A bit of a side-topic but I am sure many people will resonate with this. My company has been considering making many internal projects open source - these are the foundations of our products. Why have we not done it yet? Well, it takes a lot of effort to go open source - more than people realise. We can't just dump bunch of sources out there - there is no point in doing that. We need to open them so that they are well documented, understood, have good support around the build system any many other things you don't need to consider when developing in-house products. So while open source is great and I love it as much as the next person it is not easy.
I'd encourage you to do it anyway. We're on the same journey at my company. Some of our product is based on a fairly large and active open source project. Others are much more limited and simply at the "here's the code, have fun" stage.
There's different levels of "open source" (everything from one-way code dumps to full-on maintained-as-a-whole-distributed-global-team). In my experience, it's easier to start with a simple "here's the code, bug reports welcome". This starting point is generally an easier sell to management who's worried about project management taking too much time away from other work.
Like all things, practice, start small, and grow from there. Get's easier as you go. But yeah--licenses/legal, written policies, governance, marketing, time prioritization, and more all take a lot of time to figure out.
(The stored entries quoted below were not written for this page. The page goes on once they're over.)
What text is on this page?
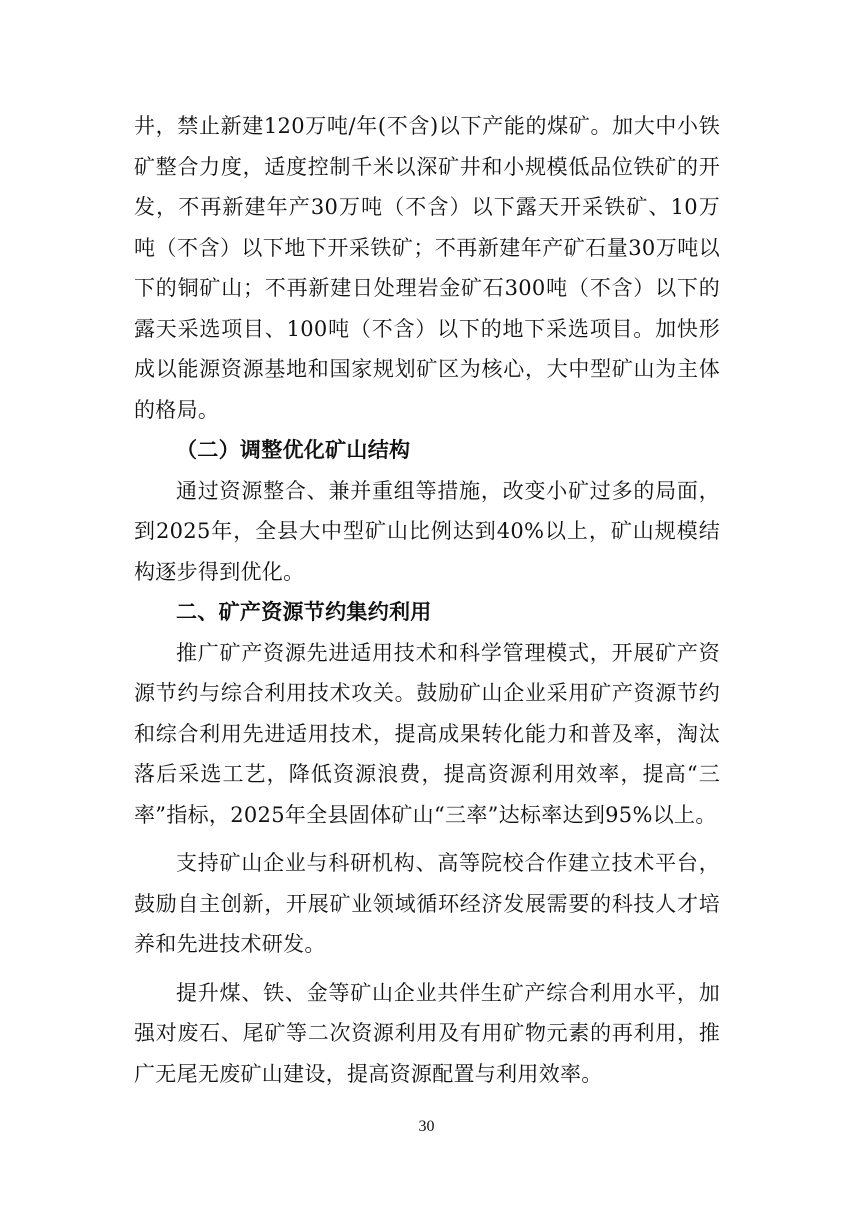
井，禁止新建120万吨/年(不含)以下产能的煤矿。加大中小铁矿整合力度，适度控制千米以深矿井和小规模低品位铁矿的开发，不再新建年产30万吨（不含）以下露天开采铁矿、10万吨（不含）以下地下开采铁矿；不再新建年产矿石量30万吨以下的铜矿山；不再新建日处理岩金矿石300吨（不含）以下的露天采选项目、100吨（不含）以下的地下采选项目。加快形成以能源资源基地和国家规划矿区为核心，大中型矿山为主体的格局。

（二）调整优化矿山结构

通过资源整合、兼并重组等措施，改变小矿过多的局面，到2025年，全县大中型矿山比例达到40%以上，矿山规模结构逐步得到优化。

二、矿产资源节约集约利用

推广矿产资源先进适用技术和科学管理模式，开展矿产资源节约与综合利用技术攻关。鼓励矿山企业采用矿产资源节约和综合利用先进适用技术，提高成果转化能力和普及率，淘汰落后采选工艺，降低资源浪费，提高资源利用效率，提高“三率”指标，2025年全县固体矿山“三率”达标率达到95%以上。

支持矿山企业与科研机构、高等院校合作建立技术平台，鼓励自主创新，开展矿业领域循环经济发展需要的科技人才培养和先进技术研发。

提升煤、铁、金等矿山企业共伴生矿产综合利用水平，加强对废石、尾矿等二次资源利用及有用矿物元素的再利用，推广无尾无废矿山建设，提高资源配置与利用效率。

30
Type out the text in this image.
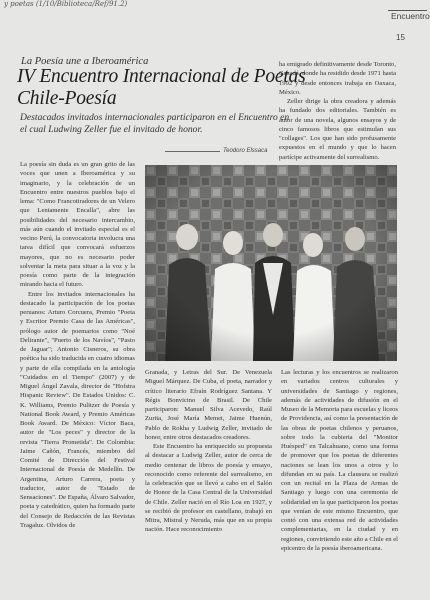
y poetas (1/10/Biblioteca/Ref/91.2)
Encuentro
15
La Poesía une a Iberoamérica
IV Encuentro Internacional de Poetas Chile-Poesía
Destacados invitados internacionales participaron en el Encuentro en el cual Ludwing Zeller fue el invitado de honor.
Teodoro Elssaca

ha emigrado definitivamente desde Toronto, Canadá, donde ha residido desde 1971 hasta 1992 y desde entonces trabaja en Oaxaca, México.

Zeller dirige la obra creadora y además ha fundado dos editoriales. También es autor de una novela, algunos ensayos y de cinco famosos libros que estimulan sus "collages". Los que han sido profusamente expuestos en el mundo y que lo hacen partícipe activamente del surrealismo.

La poesía sin duda es un gran grito de las voces que unen a Iberoamérica y su imaginario, y la celebración de un Encuentro entre nuestros pueblos bajo el lema: "Como Francotiradores de un Velero que Lentamente Encalla", abre las posibilidades del necesario intercambio, más aún cuando el invitado especial es el vecino Perú, la convocatoria involucra una tarea difícil que convocará esfuerzos mayores, que no es necesario poder solventar la meta para situar a la voz y la poesía como parte de la integración mirando hacia el futuro.

Entre los invitados internacionales ha destacado la participación de los poetas peruanos: Arturo Corcuera, Premio "Poeta y Escritor Premio Casa de las Américas", prólogo autor de poemarios como "Noé Delirante", "Puerto de los Navíos", "Pasto de Jaguar"; Antonio Cisneros, su obra poética ha sido traducida en cuatro idiomas y parte de ella compilada en la antología "Cuidados en el Tiempo" (2007) y de Miguel Ángel Zavala, director de "Hofstra Hispanic Review". De Estados Unidos: C. K. Williams, Premio Pulitzer de Poesía y National Book Award, y Premio Américas Book Award. De México: Víctor Baca, autor de "Los peces" y director de la revista "Tierra Prometida". De Colombia: Jaime Cañón, Francés, miembro del Comité de Dirección del Festival Internacional de Poesía de Medellín. De Argentina, Arturo Carrera, poeta y traductor, autor de "Estado de Sensaciones". De España, Álvaro Salvador, poeta y catedrático, quien ha formado parte del Consejo de Redacción de las Revistas Tragaluz. Olvidos de

Granada, y Letras del Sur. De Venezuela Miguel Márquez. De Cuba, el poeta, narrador y crítico literario Efraín Rodríguez Santana. Y Régis Bonvicino de Brasil. De Chile participaron: Manuel Silva Acevedo, Raúl Zurita, José María Memet, Jaime Huenún, Pablo de Rokha y Ludwig Zeller, invitado de honor, entre otros destacados creadores.

Este Encuentro ha enriquecido su propuesta al destacar a Ludwig Zeller, autor de cerca de medio centenar de libros de poesía y ensayo, reconocido como referente del surrealismo, en la celebración que se llevó a cabo en el Salón de Honor de la Casa Central de la Universidad de Chile. Zeller nació en el Río Loa en 1927, y se recibió de profesor en castellano, trabajó en Mitra, Mistral y Neruda, más que en su propia nación. Hace reconocimiento

Las lecturas y los encuentros se realizaron en variados centros culturales y universidades de Santiago y regiones, además de actividades de difusión en el Museo de la Memoria para escuelas y liceos de Providencia, así como la presentación de las obras de poetas chilenos y peruanos, sobre todo la cubierta del "Monitor Huésped" en Talcahuano, como una forma de promover que los poetas de diferentes naciones se lean los unos a otros y lo difundan en su país. La clausura se realizó con un recital en la Plaza de Armas de Santiago y luego con una ceremonia de solidaridad en la que participaron los poetas que venían de este mismo Encuentro, que contó con una extensa red de actividades complementarias, en la ciudad y en regiones, convirtiendo este año a Chile en el epicentro de la poesía iberoamericana.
NB: My own background in open source biases me to thinking open source is "easy". It's not; it takes a lot of work. The good news is that there's a lot of tools and help available for anyone wanting to start.
This. There is a substantial cost to open sourcing software that too many people pretend doesn't exist. For a small company, the added cost of making software open source can be prohibitive and it isn't obvious where the extra money will come from to make it feasible.
I know of many cases where companies wanted to open source software but the plan was nixed when they realized how much it would cost versus keeping it closed. Or companies that did open source their software but the increase in burn rate was not offset by increased revenue.